Allah razı olsun hocam

Sems
Tue 23 February 2010, 10:26 pm GMT +0200
Allah razı olsun hocam Hiç bilmediğim bilgiler di ve çok açıklayıcı bir şekilde yazıldığı için iyice anlamı oldum...

Canani
Sat 2 July 2011, 11:04 pm GMT +0200
Ne güzel bi payşaım örneklendirmler müthişş...Rabbim razı olsun..Rabbim hakkyla aşkla Allah dostlarına muhabbet duyanlardan eylsin..Rabbim ilim dünyası ailesinde ki güzel kardeşleimn yüzü suyu hürmetine kabul buyursun dularımı amin amin amin..

ehlidunya
Mon 26 September 2011, 06:56 pm GMT +0200
Tasavvuf vahyin gelişiyle birlikte, bizzat Hz. Peygamber sallallahu aleyhi ve sellem tarafından hayata geçirildiği ve bu

ilmin alimlerinide bizzatihi efendimiz yetiştirdiğini ve bu ilmin efendimiz zamanından 3 asır sonra ihitiyaca binaen düzenli

ilim dalı haline geldiği ilk medresesinin suriyede remlede kurulduğu sufilik makamının ilk yeri olduğu hz.ali ra sesli (cehri)

hz ebubekir gizli (hafi) zikrin bahşedildiği bu yola başkoymalıyız bu ilimle ilimlenmeliyiz inşaallah hocam paylaşımınız

çok değerli allah razı olsun

ceren
Thu 4 December 2014, 11:08 pm GMT +0200
Aleykümselam.Tasavvuf Hz.Muhammedin peygamber oluşu ile başlamıştır.Ve tasavvuf insanın kalbini,ruhunu Allah ile besleyen bir ilimdir.Rabbim razı olsun paylaşımdan hocam
...

didemikto8d
Wed 18 March 2015, 02:51 pm GMT +0200
tasavvuf çoğu dın adamları tarafındabelirlediği gibi bizler ıçinde önemlidir bence tasavvuf her muslumanını bılmesi gerektiği kesindir tasavvuf allaha inanmak veguvenmektir allaha inanan herkes tasavvuf edendir

Bilal2009
Tue 28 July 2015, 02:09 am GMT +0200
Ve aleykümüsselam ve rahmetüllah,  Tasavvuf kalpler dünyaya meyledince çıkmaya başlamıştır.
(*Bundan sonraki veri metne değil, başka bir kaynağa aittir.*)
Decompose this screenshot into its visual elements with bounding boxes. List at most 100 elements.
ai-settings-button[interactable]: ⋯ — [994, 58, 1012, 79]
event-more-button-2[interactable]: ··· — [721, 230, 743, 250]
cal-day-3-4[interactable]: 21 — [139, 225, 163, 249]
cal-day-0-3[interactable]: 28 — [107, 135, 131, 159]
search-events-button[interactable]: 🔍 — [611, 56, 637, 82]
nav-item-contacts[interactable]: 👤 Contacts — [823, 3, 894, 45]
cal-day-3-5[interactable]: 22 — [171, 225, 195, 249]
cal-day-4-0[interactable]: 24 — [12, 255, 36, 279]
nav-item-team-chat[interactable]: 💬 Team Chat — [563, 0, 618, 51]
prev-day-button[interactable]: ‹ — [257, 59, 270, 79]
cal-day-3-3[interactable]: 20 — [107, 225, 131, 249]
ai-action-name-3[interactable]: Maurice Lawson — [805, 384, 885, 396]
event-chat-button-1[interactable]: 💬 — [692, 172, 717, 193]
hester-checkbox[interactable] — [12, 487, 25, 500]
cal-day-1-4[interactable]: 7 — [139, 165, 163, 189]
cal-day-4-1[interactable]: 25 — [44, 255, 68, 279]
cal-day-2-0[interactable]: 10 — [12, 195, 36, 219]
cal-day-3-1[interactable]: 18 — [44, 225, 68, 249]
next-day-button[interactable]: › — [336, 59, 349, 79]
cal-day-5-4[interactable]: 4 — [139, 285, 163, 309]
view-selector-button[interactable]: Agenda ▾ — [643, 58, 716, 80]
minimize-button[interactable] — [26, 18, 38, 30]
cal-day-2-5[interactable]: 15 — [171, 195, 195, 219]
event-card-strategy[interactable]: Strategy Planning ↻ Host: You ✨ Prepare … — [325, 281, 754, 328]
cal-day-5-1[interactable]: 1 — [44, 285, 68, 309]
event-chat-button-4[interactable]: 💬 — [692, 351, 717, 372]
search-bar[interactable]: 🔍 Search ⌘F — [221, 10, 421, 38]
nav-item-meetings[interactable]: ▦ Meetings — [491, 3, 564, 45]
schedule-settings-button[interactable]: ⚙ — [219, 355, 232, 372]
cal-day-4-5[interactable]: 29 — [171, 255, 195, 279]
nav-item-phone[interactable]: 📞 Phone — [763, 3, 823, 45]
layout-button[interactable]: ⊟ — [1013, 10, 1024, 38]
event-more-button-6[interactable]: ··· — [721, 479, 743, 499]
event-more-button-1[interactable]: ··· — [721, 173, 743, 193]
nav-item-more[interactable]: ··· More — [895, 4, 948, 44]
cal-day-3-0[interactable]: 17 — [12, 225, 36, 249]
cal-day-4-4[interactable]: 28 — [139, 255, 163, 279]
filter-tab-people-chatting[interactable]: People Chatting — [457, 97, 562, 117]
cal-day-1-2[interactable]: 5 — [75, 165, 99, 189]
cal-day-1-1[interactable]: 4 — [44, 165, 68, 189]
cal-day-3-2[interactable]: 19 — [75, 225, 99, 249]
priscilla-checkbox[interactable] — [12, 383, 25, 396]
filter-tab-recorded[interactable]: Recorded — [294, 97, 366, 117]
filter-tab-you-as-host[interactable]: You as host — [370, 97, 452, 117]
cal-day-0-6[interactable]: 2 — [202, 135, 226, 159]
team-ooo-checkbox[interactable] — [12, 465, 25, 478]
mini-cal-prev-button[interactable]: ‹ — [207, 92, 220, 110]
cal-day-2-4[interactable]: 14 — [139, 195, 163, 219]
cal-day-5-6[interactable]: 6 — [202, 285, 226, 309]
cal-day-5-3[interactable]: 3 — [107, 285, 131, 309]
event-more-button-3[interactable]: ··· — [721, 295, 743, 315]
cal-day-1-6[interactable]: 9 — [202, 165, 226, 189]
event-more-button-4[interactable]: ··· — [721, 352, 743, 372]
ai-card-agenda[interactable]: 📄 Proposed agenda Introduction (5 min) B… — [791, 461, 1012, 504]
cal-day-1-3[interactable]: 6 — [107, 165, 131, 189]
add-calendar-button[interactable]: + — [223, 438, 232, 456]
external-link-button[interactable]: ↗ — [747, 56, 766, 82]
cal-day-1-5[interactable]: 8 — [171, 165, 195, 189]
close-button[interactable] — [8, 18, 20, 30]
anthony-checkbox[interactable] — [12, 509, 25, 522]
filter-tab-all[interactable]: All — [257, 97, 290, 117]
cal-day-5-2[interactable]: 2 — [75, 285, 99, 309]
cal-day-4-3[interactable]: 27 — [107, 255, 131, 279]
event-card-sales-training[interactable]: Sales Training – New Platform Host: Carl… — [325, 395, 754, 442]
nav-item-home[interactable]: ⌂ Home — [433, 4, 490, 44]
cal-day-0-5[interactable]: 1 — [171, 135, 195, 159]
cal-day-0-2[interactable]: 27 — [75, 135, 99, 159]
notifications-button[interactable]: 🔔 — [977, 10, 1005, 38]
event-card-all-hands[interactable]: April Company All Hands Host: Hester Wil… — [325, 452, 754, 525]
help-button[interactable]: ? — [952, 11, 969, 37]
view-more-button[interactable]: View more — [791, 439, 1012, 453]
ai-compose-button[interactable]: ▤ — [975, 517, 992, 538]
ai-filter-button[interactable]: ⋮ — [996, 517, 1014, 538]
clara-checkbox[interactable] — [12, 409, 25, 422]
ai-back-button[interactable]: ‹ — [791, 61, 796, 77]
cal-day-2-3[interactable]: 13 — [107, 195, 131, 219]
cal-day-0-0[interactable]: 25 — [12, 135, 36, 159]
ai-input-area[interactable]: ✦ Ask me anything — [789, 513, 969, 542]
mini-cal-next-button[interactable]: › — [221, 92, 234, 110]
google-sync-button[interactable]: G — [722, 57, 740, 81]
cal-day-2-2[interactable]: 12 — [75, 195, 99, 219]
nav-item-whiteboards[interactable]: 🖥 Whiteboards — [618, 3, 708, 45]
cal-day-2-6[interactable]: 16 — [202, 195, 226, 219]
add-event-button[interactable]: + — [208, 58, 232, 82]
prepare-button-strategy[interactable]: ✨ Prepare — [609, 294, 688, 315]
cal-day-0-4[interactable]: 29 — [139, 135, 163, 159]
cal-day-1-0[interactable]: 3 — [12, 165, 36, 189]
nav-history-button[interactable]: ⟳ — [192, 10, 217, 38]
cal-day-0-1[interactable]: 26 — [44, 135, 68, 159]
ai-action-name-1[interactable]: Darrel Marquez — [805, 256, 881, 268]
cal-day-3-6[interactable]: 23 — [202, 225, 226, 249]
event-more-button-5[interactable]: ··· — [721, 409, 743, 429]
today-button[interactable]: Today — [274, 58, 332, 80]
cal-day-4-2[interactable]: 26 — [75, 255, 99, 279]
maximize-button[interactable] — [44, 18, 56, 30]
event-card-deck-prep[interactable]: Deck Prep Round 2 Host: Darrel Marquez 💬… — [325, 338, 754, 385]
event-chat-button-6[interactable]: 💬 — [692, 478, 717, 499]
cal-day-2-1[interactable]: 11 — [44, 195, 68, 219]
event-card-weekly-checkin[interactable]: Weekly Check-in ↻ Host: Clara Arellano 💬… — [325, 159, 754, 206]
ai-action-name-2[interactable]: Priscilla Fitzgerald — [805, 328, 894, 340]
Zaten tasavvufun amacı da kalpte Allah'tan ( celle celaluhu ) hiçbir sevginin kalmamasidir.   

mevlüde06
Tue 28 July 2015, 01:31 pm GMT +0200
Ve aleykumusselam ve rahmetullah.
Rabbim mürşidi kamillerle,tarikat ehli zatlarla birlikte olup onlarin feyz ve bereketinden nasiplenenlerden eylesin  insaallah.Allah razi olsun hocm.cok guzel,faydali bilgiler

Yehma
Thu 11 October 2018, 08:15 am GMT +0200
Aslında peygamber efendimiz döneminde tasavvuf ve diğer ilimlerin hepsinin ta kendisi efendimizdi. Artı Bir ilim diye ortaya çıkmadı hiçbişey lakin Peygamber efendimiz vefat edince durumlar değişmeye başladı. Yen yeni durumlar ve sorular, sorunlar çıkmaya başladı. İslamı ilimler bu nedenlerden dolayı ihtiyace binaen oluşmaya başladı. Tasavvufun oluşması ise fıkıh,kelam, tefsir, hadiste 2-3asır sonradır.